Looking at tigris, all the information on the website leads me to believe that everything lives on fly.io infrastructure. However, I came across a message in another thread from @kurt which seems to contradict that.

@ovaistariq are you able to provide a clarification? What other infrastructure providers are used to store data?

@charsleysa If you look at the architecture that is described in the docs here, all the components except for large object storage run exclusively on Fly.

Large object storage follows an intelligent model where we either use storage within Fly or we use remote storage (S3 or OCI depending on the proximity of their region to Fly region). Why do we utilize remote storage? We utilize it for the reason @kurt mentioned. As more and more storage capacity becomes available and large-storage-optimized hardware SKUs become available on Fly, the objects will move from remote storage to within Fly.

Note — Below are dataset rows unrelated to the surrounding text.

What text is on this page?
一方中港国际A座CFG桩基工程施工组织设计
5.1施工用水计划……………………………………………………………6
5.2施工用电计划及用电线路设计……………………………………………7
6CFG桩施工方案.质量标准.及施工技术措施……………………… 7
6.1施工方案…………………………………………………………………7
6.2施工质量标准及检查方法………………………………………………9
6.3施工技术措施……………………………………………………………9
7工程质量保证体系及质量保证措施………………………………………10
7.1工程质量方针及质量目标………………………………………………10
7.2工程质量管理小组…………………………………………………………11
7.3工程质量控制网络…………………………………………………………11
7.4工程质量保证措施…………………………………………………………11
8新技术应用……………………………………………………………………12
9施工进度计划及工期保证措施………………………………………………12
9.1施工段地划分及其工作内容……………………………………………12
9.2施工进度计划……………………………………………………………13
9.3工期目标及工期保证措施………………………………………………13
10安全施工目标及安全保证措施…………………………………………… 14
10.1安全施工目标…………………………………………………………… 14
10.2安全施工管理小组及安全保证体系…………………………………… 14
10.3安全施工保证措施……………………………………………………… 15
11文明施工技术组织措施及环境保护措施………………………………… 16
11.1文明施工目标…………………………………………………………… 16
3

This is all transparent to the users in terms of the DX and pricing. At no point do you interface with remote storage directly because, as has been mentioned, the goal is to move whatever is stored outside of Fly’s infrastructure to within Fly’s infrastructure.

Thanks for the response!

I would recommend clarifying that as the documentation, especially this image, makes it seem like it’s all running on fly.io infrastructure which at the moment is not the case.

I think this a completely reasonable approach. It’s no secret that fly.io block storage pricing is not optimized for lowest $/GB. There’s just a reasonable expectation to know that the data is not currently stored only on fly.io infrastructure (as is currently implied) due to the storage costs limitations.